# MultigPU Torch sanity check (ROCm)

This notebook does the following for us 9if everything is indeed fine):
- prints PyTorch build info
- prints how many GPUs torch sees
- runs a small matmul on **each** GPU and prints `OK` per device :)


In [None]:
import sys, platform
print('Python:', sys.version)
print('Platform:', platform.platform())
print('Executable:', sys.executable)


In [None]:
import torch
print('torch.__version__:', torch.__version__)
print('torch.version.hip:', getattr(torch.version, 'hip', None))
print('torch.cuda.is_available():', torch.cuda.is_available())
print('torch.cuda.device_count():', torch.cuda.device_count())

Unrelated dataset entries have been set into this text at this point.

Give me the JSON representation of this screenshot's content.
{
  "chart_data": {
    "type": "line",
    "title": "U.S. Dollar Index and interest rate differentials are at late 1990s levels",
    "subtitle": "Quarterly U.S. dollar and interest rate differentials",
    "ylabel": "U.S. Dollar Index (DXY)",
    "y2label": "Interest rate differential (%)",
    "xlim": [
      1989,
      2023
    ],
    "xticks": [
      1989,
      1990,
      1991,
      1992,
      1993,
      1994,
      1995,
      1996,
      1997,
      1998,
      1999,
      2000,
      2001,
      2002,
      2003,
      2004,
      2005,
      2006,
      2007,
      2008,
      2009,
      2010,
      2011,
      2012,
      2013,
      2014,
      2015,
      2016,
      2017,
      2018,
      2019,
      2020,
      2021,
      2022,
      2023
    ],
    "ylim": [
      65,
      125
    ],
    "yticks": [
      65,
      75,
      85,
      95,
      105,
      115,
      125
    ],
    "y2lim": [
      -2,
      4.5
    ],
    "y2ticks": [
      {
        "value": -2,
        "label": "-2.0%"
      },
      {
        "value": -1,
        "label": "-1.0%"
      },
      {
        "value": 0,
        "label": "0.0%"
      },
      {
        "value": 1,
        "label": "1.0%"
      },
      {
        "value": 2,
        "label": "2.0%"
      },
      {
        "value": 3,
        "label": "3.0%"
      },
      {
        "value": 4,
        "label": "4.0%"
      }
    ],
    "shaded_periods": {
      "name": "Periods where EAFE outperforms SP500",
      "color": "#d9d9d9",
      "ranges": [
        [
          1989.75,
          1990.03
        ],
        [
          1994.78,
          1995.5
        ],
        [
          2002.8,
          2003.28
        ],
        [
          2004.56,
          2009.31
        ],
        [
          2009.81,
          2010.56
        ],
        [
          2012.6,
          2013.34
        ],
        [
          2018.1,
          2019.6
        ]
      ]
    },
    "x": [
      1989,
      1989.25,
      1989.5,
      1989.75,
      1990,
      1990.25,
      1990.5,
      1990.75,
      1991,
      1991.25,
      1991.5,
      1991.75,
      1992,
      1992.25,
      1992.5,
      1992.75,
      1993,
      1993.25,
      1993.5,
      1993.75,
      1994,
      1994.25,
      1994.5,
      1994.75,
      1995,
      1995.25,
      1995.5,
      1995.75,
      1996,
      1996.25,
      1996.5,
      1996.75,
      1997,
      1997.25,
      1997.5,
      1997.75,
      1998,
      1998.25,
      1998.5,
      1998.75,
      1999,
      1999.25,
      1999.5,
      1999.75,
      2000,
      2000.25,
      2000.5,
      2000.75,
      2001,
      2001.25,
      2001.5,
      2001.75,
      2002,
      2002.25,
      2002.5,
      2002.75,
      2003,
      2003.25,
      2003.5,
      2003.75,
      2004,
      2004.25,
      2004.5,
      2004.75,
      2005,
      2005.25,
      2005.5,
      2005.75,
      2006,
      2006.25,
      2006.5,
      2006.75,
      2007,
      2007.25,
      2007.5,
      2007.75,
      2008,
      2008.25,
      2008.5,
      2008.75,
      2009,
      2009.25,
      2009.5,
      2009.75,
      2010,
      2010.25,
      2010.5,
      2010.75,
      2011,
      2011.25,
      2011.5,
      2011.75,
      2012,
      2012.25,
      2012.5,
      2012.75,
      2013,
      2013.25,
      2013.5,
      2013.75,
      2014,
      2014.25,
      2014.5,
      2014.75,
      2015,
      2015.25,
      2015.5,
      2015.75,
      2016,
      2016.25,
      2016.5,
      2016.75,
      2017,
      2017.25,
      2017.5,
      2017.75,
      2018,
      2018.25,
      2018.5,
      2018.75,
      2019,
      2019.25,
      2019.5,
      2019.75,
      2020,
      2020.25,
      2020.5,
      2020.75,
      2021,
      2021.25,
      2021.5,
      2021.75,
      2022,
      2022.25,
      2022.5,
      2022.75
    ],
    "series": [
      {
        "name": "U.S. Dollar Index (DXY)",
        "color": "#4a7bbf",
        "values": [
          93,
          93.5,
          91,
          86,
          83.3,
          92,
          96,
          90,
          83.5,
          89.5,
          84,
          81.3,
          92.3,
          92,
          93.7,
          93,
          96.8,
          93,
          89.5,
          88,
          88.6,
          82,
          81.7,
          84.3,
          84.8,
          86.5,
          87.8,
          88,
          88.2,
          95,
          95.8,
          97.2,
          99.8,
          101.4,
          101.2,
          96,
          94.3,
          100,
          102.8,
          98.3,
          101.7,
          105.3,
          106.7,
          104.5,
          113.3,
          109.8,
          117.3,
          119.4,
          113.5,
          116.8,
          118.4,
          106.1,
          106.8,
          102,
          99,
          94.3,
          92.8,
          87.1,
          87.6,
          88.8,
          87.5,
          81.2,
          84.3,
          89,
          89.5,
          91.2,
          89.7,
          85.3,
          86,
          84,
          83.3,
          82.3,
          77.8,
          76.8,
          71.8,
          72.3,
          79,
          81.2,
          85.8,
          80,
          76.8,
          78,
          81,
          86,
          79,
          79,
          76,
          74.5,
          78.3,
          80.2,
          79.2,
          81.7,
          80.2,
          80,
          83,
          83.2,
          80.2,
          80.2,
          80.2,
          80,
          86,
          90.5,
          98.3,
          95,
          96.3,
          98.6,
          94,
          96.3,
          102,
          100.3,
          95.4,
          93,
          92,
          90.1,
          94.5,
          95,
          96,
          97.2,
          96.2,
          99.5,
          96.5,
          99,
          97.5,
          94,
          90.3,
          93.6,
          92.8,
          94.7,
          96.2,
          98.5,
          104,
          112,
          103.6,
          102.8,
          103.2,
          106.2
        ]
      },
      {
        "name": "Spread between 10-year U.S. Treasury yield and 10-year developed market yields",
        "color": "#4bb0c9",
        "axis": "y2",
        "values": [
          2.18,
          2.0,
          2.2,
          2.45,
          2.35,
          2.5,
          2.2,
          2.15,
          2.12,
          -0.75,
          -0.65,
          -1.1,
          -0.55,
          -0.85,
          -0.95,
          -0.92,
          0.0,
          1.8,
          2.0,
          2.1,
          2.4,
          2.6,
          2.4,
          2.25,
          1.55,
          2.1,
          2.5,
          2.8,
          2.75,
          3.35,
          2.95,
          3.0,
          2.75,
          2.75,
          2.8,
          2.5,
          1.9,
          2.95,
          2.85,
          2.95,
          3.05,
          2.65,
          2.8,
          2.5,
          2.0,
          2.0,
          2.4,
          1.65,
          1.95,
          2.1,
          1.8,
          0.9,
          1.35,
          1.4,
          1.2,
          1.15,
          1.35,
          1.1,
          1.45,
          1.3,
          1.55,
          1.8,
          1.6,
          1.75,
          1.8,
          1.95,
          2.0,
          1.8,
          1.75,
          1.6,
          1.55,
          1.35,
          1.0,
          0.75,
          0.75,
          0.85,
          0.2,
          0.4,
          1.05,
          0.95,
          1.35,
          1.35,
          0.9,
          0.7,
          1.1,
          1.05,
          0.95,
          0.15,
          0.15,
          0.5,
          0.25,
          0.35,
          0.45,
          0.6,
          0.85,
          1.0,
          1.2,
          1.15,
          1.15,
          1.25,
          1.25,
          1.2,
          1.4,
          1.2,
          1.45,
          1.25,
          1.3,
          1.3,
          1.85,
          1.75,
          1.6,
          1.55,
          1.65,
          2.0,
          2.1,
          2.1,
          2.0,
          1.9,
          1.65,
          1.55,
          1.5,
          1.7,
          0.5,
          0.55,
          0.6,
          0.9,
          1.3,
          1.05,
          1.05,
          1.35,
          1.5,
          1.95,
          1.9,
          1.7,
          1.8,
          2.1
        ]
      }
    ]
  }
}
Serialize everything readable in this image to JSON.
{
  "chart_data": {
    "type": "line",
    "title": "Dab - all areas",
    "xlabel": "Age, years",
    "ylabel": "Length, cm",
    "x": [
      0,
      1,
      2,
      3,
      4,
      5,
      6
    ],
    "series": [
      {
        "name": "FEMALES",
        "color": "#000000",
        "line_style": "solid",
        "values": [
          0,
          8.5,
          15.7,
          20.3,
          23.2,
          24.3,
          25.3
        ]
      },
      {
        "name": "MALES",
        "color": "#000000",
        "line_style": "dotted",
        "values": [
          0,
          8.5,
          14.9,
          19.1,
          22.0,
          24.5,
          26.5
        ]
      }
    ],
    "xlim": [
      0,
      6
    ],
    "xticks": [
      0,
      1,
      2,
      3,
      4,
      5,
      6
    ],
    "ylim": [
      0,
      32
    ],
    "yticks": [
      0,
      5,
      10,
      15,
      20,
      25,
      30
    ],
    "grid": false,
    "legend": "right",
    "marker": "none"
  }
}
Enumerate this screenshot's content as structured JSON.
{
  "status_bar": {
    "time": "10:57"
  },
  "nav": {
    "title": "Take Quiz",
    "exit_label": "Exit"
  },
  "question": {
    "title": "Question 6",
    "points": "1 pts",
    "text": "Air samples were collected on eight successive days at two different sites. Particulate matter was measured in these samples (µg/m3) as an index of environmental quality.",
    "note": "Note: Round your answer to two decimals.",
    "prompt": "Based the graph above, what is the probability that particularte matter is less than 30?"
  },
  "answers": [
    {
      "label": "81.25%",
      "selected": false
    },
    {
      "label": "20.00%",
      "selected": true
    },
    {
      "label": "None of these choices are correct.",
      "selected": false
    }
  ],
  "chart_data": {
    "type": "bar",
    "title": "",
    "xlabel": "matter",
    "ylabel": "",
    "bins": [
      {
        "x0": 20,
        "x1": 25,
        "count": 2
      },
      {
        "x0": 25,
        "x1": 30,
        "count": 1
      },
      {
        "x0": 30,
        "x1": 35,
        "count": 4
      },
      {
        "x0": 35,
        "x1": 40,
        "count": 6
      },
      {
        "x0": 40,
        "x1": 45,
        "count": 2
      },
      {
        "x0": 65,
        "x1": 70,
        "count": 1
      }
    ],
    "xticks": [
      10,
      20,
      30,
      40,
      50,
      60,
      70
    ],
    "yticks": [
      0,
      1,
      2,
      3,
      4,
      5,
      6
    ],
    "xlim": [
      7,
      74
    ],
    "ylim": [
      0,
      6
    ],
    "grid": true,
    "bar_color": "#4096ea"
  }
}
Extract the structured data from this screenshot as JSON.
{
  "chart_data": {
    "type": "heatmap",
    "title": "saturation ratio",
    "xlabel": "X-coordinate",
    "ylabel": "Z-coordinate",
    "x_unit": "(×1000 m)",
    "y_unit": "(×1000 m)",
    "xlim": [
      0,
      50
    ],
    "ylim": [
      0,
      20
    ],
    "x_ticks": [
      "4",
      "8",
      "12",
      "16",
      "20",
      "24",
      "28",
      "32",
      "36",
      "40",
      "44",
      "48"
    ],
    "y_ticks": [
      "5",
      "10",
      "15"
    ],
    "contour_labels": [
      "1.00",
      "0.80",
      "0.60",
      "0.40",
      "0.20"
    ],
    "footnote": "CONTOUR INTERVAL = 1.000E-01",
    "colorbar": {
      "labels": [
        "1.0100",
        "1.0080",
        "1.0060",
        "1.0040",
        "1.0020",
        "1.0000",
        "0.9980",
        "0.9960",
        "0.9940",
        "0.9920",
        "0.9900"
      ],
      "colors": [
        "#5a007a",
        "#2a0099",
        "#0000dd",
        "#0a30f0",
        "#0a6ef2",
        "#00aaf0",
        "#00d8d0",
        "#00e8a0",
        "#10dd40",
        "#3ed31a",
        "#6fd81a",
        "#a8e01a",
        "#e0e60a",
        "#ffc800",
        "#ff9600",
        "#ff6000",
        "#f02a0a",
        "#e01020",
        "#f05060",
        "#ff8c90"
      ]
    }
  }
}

if torch.cuda.is_available():
    for i in range(torch.cuda.device_count()):
        print(f'Device {i}:', torch.cuda.get_device_name(i))
else:
    print('No GPU visible to torch.')


In [None]:
import time
import torch

def matmul_on_device(i: int, n: int = 2048, iters: int = 20, warmup: int = 5):
    device = torch.device(f'cuda:{i}')
    # just for the sake of it, use fp16 like typical ROCm workloads; reduce n if you want it faster.
    a = torch.randn((n, n), device=device, dtype=torch.float16)
    b = torch.randn((n, n), device=device, dtype=torch.float16)
    # warmup just to see the usage u know
    for _ in range(warmup):
        c = a @ b
    torch.cuda.synchronize(device)
    t0 = time.time()
    for _ in range(iters):
        c = a @ b
    torch.cuda.synchronize(device)
    t1 = time.time()
    # touch result so it cantt be optimized away; mean triggers a reduction so an opps.
    m = c.mean().item()
    return (t1 - t0), m

if not torch.cuda.is_available():
    raise SystemExit('No torch-visible GPU; nothing to test ;((.')

count = torch.cuda.device_count()
print(f'Running matmul test on {count} GPU(s)...')

all_ok = True
results = []
for i in range(count):
    try:
        elapsed, meanv = matmul_on_device(i)
        print(f'GPU {i}: OK | elapsed={elapsed:.4f}s | mean={meanv:.6f}')
        results.append((i, True, elapsed, meanv))
    except Exception as e:
        all_ok = False
        print(f'GPU {i}: FAIL | {type(e).__name__}: {e}')
        results.append((i, False, None, None))

print('\nSUMMARY:', 'OK' if all_ok else 'FAIL')